Our Timberland Management & Consulting segment posted a year-to-date operating loss of $0.5 million compared to operating income of $1.4 million in 2006. The decline in operating income from this segment is the result of fewer assets under management in 2007 and a timberland disposition fee earned in 2006 that was not repeated in 2007.

Operating income for our Real Estate segment declined from $5.9 million for the first nine months of 2006 to a $0.5 million loss for the comparable period in 2007. As mentioned above, this anticipated decline is due primarily to the sale of a 17-acre commercial parcel in Gig Harbor to Costco in 2006 for which there was no counterpart in 2007's year-to-date results. We expect to generate revenue from our Gig Harbor and Bremerton projects during the balance of 2007, but this revenue will not approach the record level attained in 2006.
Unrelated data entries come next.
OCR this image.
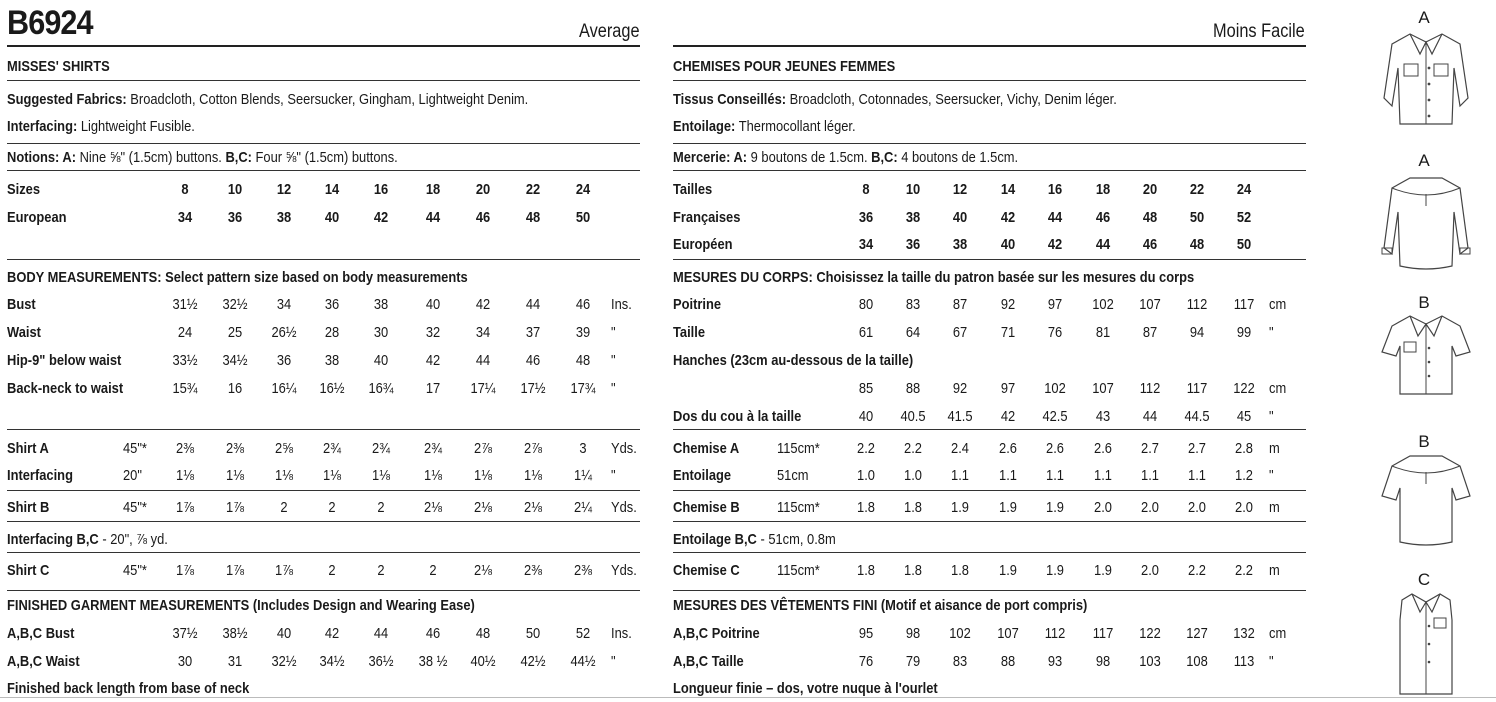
B6924	Average
MISSES' SHIRTS
Suggested Fabrics: Broadcloth, Cotton Blends, Seersucker, Gingham, Lightweight Denim.
Interfacing: Lightweight Fusible.
Notions: A: Nine ⅝" (1.5cm) buttons. B,C: Four ⅝" (1.5cm) buttons.
Sizes	8	10 12 14 16	18 20 22 24
European	34 36 38 40 42	44 46 48 50
BODY MEASUREMENTS: Select pattern size based on body measurements
Bust	31½ 32½ 34 36 38	40 42 44 46 Ins.
Waist	24 25 26½ 28 30	32 34 37 39 "
Hip-9" below waist	33½ 34½ 36 38 40	42 44 46 48 "
Back-neck to waist	15¾ 16 16¼ 16½ 16¾ 17 17¼ 17½ 17¾ "
Shirt A	45"* 2⅜ 2⅜ 2⅝ 2¾ 2¾ 2¾ 2⅞ 2⅞ 3 Yds.
Interfacing	20" 1⅛ 1⅛ 1⅛ 1⅛ 1⅛ 1⅛ 1⅛ 1⅛ 1¼ "
Shirt B	45"* 1⅞ 1⅞ 2	2	2	2⅛ 2⅛ 2⅛ 2¼ Yds.
Shirt C	45"* 1⅞ 1⅞ 1⅞ 2	2	2 2⅛ 2⅜ 2⅜ Yds.
Interfacing B,C - 20", ⅞ yd.
FINISHED GARMENT MEASUREMENTS (Includes Design and Wearing Ease)
A,B,C Bust	37½ 38½ 40 42 44	46 48 50 52 Ins.
A,B,C Waist	30 31 32½ 34½ 36½ 38 ½ 40½ 42½ 44½ "
Finished back length from base of neck
Moins Facile
CHEMISES POUR JEUNES FEMMES
Tissus Conseillés: Broadcloth, Cotonnades, Seersucker, Vichy, Denim léger.
Entoilage: Thermocollant léger.
Mercerie: A: 9 boutons de 1.5cm. B,C: 4 boutons de 1.5cm.
Tailles	8 10 12 14 16 18 20 22 24
Françaises	36 38 40 42 44 46 48 50 52
Européen	34 36 38 40 42 44 46 48 50
MESURES DU CORPS: Choisissez la taille du patron basée sur les mesures du corps
Poitrine	80 83 87 92 97 102 107 112 117 cm
Taille	61 64 67 71 76 81 87 94 99 "
Hanches (23cm au-dessous de la taille)
85 88 92 97 102 107 112 117 122 cm
Dos du cou à la taille	40 40.5 41.5 42 42.5 43 44 44.5 45 "
Chemise A	115cm* 2.2 2.2 2.4 2.6 2.6 2.6 2.7 2.7 2.8 m
Entoilage	51cm	1.0 1.0 1.1 1.1 1.1 1.1 1.1 1.1 1.2 "
Chemise B 115cm* 1.8 1.8 1.9 1.9 1.9 2.0 2.0 2.0 2.0 m
Chemise C 115cm* 1.8 1.8 1.8 1.9 1.9 1.9 2.0 2.2 2.2 m
Entoilage B,C - 51cm, 0.8m
MESURES DES VÊTEMENTS FINI (Motif et aisance de port compris)
A,B,C Poitrine	95 98 102 107 112 117 122 127 132 cm
A,B,C Taille	76 79 83 88 93 98 103 108 113 "
Longueur finie – dos, votre nuque à l'ourlet
A
A
B
B
C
The financial schedules attached to this earnings release provide detail on individual segment results and operating statistics.

About Pope Resources

Pope Resources, a publicly traded limited partnership, and its subsidiaries Olympic Resource Management and Olympic Property Group, own or manage nearly 430,000 acres of timberland and development property in Washington and Oregon. In addition, we provide forestry consulting and timberland investment management services to third-party owners and managers of timberland in Washington, Oregon, and California. The company and its predecessor companies have owned and managed timberlands and development properties for more than 150 years. Additional information on the company can be found at www.poperesources.com. The contents of our website are not incorporated into this release or into our filings with the Securities and Exchange Commission.
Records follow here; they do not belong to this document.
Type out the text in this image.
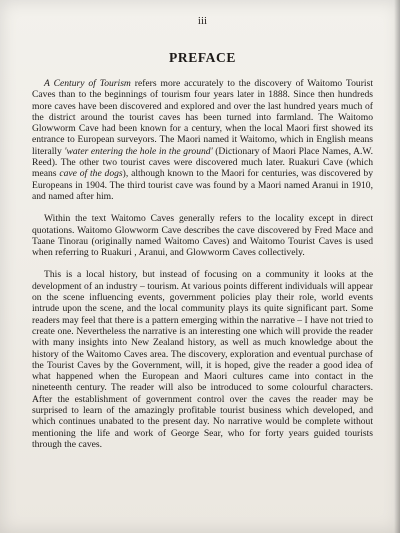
iii
PREFACE

A Century of Tourism refers more accurately to the discovery of Waitomo Tourist Caves than to the beginnings of tourism four years later in 1888. Since then hundreds more caves have been discovered and explored and over the last hundred years much of the district around the tourist caves has been turned into farmland. The Waitomo Glowworm Cave had been known for a century, when the local Maori first showed its entrance to European surveyors. The Maori named it Waitomo, which in English means literally 'water entering the hole in the ground' (Dictionary of Maori Place Names, A.W. Reed). The other two tourist caves were discovered much later. Ruakuri Cave (which means cave of the dogs), although known to the Maori for centuries, was discovered by Europeans in 1904. The third tourist cave was found by a Maori named Aranui in 1910, and named after him.

Within the text Waitomo Caves generally refers to the locality except in direct quotations. Waitomo Glowworm Cave describes the cave discovered by Fred Mace and Taane Tinorau (originally named Waitomo Caves) and Waitomo Tourist Caves is used when referring to Ruakuri , Aranui, and Glowworm Caves collectively.

This is a local history, but instead of focusing on a community it looks at the development of an industry – tourism. At various points different individuals will appear on the scene influencing events, government policies play their role, world events intrude upon the scene, and the local community plays its quite significant part. Some readers may feel that there is a pattern emerging within the narrative – I have not tried to create one. Nevertheless the narrative is an interesting one which will provide the reader with many insights into New Zealand history, as well as much knowledge about the history of the Waitomo Caves area. The discovery, exploration and eventual purchase of the Tourist Caves by the Government, will, it is hoped, give the reader a good idea of what happened when the European and Maori cultures came into contact in the nineteenth century. The reader will also be introduced to some colourful characters. After the establishment of government control over the caves the reader may be surprised to learn of the amazingly profitable tourist business which developed, and which continues unabated to the present day. No narrative would be complete without mentioning the life and work of George Sear, who for forty years guided tourists through the caves.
This press release contains a number of projections and statements about our expected financial condition, operating results, business plans and objectives. These statements reflect management's estimates based on current goals and its expectations about future developments. Because these statements describe our goals, objectives, and anticipated performance, they are inherently uncertain, and some or all of these statements may not come to pass. Accordingly, they should not be interpreted as promises of future management actions or financial performance. Our future actions and actual performance will vary from current expectations and under various circumstances the results of these variations may be material and adverse. Some of the factors that may cause actual operating results and financial condition to fall short of expectations include factors that affect our ability to anticipate and respond adequately to fluctuations in the market prices for our products; environmental and land use regulations that limit our ability to harvest timber and develop property; labor, equipment and transportation costs that affect our net income; our ability to discover and to accurately estimate liabilities associated with our properties; and economic conditions that affect consumer demand for our products and the prices we receive for them. Other factors are set forth in that part of our Annual Report on Form 10-K entitled "Risk Factors." Other issues that may have an adverse and material impact on our business, operating results, and financial condition include those risks and uncertainties discussed in our other filings with the Securities and Exchange Commission. Forward-looking statements in this release are made only as of the date shown above, and we cannot undertake to update these statements.